Beginning Wednesday, the streaming anime website Crunchyroll will offer digital manga from Japan's biggest publisher, Kodansha — some of them on the same day they're released in Japan.

The service will kick off with 12 series, including Attack on Titan, which is one of the top-selling manga in the United States right now, Fairy Tail, and Ken Akamatsu's new series UQ Holder. And they will be available in 170 countries, including the United States (where many of the same titles are published in print by Kodansha Comics, which also releases them digitally on Kindle and other e-book platforms). Readers will be able to access the manga via a web browser and can read them on Android or iOS devices as well as desktop or laptop computers.

Details are sketchy, but this sounds like an all-you-can-eat service, along the lines of Marvel Unlimited but with a significant free component: Readers can access the most recent manga chapters, with ads, while subscribers can read the entire catalog. Anime News Network reports the subscription fee will be $4.99 per month and that there are plans to expand the offerings to 50 titles by next summer. The website also reports the service won't be available in Japan, China, France, Germany or Italy.

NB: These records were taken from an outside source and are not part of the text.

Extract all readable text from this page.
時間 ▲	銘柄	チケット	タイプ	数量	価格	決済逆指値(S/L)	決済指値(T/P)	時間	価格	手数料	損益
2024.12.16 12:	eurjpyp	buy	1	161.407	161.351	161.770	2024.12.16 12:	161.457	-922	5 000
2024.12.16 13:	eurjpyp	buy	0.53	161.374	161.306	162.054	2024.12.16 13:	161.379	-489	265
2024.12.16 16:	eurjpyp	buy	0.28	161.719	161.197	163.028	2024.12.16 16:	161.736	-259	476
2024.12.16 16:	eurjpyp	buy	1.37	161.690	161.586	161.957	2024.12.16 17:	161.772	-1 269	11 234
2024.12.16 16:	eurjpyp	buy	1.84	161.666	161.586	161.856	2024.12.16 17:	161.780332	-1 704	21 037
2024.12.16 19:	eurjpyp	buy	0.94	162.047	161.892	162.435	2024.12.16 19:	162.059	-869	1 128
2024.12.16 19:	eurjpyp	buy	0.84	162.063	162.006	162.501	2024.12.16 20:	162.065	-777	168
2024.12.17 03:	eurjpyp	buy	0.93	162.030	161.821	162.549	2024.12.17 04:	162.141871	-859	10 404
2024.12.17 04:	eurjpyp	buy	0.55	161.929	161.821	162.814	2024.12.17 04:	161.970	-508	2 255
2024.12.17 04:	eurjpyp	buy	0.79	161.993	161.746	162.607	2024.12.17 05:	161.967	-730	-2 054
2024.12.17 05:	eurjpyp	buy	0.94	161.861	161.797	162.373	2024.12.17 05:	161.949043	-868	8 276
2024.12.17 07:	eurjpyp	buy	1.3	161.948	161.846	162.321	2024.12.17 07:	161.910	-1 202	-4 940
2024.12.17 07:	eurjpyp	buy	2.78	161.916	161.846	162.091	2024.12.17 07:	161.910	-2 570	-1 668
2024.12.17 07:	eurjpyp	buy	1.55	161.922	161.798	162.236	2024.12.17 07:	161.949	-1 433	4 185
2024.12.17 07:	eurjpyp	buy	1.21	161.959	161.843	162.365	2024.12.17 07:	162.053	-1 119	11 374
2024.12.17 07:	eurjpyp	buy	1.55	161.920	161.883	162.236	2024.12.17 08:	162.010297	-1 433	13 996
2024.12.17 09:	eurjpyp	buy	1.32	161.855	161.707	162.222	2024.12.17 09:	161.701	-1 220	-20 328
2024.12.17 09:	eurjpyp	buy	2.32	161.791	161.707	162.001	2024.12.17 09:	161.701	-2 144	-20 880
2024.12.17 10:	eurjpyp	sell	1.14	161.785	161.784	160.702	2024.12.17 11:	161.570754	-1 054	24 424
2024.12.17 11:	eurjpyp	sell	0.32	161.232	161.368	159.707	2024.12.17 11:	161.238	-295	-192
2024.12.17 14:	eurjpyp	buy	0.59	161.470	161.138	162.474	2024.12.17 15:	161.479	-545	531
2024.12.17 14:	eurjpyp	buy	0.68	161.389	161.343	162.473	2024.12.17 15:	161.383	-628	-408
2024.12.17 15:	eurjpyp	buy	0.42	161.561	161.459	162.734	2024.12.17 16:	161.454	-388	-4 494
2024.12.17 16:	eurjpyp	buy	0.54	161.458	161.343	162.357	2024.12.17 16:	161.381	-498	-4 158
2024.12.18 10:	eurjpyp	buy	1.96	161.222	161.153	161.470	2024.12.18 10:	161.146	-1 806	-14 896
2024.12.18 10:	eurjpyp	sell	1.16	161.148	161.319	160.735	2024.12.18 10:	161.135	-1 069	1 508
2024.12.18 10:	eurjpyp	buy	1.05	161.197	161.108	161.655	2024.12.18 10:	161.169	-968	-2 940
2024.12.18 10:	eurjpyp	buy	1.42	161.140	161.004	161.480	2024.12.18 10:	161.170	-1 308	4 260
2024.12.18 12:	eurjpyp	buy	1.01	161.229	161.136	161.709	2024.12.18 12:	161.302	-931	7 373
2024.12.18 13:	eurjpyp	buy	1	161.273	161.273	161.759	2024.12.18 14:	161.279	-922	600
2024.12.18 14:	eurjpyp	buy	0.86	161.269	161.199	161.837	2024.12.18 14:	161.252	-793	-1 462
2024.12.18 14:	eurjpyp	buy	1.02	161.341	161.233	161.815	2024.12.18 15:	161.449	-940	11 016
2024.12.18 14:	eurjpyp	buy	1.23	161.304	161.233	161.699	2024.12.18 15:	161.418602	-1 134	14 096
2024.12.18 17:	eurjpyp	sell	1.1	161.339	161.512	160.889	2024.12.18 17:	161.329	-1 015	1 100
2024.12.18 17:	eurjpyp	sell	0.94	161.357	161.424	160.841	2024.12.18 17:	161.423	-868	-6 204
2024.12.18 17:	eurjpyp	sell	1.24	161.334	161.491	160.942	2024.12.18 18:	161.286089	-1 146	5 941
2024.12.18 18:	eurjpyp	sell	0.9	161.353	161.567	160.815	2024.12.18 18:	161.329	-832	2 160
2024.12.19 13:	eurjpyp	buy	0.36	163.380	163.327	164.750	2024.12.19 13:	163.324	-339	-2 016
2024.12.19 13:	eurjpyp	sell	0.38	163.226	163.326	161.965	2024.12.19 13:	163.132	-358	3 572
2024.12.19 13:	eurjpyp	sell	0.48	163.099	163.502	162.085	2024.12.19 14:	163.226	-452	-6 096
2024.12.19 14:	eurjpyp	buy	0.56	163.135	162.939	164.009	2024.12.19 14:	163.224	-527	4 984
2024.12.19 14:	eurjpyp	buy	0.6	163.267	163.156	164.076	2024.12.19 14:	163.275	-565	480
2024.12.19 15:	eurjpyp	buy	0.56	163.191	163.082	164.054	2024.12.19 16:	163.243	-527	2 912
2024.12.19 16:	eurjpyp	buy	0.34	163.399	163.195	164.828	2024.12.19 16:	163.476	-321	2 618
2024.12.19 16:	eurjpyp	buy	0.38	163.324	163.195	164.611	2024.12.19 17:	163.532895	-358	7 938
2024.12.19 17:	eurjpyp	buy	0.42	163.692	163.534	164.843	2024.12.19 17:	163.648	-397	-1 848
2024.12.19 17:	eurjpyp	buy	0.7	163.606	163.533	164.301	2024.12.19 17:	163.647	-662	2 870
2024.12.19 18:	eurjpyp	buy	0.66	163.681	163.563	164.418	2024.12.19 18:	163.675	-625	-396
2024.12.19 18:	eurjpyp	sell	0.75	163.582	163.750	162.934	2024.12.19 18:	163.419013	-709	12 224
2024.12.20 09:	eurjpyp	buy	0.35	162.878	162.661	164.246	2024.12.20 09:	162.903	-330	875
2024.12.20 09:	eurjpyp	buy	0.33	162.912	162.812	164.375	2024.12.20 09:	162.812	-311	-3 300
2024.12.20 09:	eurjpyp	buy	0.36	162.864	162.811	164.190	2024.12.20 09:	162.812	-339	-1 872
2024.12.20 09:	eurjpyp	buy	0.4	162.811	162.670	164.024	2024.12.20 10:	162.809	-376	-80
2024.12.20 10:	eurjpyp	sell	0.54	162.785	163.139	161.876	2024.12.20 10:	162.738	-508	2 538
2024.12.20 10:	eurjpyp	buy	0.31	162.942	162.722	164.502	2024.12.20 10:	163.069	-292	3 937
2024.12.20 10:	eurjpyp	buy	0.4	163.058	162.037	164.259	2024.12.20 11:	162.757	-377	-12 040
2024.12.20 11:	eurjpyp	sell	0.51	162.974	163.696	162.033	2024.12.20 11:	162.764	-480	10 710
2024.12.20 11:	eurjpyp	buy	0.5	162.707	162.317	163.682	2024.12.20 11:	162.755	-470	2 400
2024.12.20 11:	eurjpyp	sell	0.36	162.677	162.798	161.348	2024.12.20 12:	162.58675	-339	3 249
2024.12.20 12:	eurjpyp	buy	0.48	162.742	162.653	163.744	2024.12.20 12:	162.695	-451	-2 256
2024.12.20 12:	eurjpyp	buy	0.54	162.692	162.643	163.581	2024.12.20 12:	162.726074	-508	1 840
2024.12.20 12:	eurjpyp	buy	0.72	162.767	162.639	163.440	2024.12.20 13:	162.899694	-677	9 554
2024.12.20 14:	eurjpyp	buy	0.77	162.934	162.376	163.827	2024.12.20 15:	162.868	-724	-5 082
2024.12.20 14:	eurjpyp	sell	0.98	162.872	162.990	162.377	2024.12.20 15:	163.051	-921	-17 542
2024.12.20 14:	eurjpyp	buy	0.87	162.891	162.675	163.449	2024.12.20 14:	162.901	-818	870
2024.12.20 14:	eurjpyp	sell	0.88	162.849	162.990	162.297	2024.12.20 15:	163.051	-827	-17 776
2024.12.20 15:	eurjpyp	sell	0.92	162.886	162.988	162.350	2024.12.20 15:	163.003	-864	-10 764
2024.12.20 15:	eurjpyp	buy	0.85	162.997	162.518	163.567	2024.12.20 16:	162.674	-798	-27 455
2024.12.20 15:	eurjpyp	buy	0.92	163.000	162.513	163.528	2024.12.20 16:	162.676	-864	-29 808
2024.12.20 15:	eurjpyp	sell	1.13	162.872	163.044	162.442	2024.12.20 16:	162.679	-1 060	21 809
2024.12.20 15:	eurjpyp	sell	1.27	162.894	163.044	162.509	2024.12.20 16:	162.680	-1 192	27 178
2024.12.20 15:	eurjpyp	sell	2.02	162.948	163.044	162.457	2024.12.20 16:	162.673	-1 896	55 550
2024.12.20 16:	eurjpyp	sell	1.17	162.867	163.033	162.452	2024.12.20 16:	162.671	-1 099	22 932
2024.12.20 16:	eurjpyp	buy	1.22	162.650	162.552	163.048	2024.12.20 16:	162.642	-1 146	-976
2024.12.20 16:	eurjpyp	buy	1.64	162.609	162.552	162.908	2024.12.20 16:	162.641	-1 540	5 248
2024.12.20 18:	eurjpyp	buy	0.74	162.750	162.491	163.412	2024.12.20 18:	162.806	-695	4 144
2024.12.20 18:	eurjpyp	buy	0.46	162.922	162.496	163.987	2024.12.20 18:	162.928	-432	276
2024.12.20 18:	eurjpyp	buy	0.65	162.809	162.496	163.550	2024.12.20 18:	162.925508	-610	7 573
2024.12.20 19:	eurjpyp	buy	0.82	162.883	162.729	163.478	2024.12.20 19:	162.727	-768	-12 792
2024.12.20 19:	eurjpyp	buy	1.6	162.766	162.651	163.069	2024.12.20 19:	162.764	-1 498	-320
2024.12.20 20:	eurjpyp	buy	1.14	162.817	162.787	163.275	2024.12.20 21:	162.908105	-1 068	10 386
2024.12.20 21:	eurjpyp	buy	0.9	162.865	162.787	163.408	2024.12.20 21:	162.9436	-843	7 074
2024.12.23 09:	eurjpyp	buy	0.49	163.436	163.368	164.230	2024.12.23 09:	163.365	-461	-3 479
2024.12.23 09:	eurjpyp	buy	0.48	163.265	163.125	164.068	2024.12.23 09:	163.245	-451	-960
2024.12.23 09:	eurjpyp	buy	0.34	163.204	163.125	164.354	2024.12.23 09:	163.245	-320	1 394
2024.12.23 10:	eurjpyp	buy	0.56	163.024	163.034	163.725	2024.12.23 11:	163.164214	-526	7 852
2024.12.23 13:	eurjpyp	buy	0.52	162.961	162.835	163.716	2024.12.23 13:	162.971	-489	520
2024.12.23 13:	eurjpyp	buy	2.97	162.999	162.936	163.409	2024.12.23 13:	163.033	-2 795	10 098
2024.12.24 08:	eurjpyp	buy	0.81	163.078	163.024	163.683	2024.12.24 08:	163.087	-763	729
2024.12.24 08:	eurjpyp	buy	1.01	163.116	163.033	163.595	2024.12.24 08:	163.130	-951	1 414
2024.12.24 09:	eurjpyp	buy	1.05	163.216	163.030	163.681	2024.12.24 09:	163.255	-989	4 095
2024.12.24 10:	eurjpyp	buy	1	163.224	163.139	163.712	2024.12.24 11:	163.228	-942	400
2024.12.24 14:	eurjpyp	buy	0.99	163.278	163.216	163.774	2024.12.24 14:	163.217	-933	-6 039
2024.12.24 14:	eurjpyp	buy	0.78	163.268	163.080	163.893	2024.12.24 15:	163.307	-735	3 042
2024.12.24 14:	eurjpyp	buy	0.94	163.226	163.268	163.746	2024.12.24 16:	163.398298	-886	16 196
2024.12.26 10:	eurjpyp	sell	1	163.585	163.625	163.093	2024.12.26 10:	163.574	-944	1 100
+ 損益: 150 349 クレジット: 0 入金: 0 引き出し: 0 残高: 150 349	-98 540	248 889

The new service will offer readers basically what a scanlation site offers — new releases they can read for free — but with the important difference that it is sanctioned by the creators and publishers, who presumably will get a cut of whatever profits ensue. The downside to a site like this is that it's not one-stop shopping for readers, as it will only offer manga published by Kodansha, at least for now. On the other hand, the lineup includes several extremely popular series, and that may be enough to draw readers away from the pirate sites.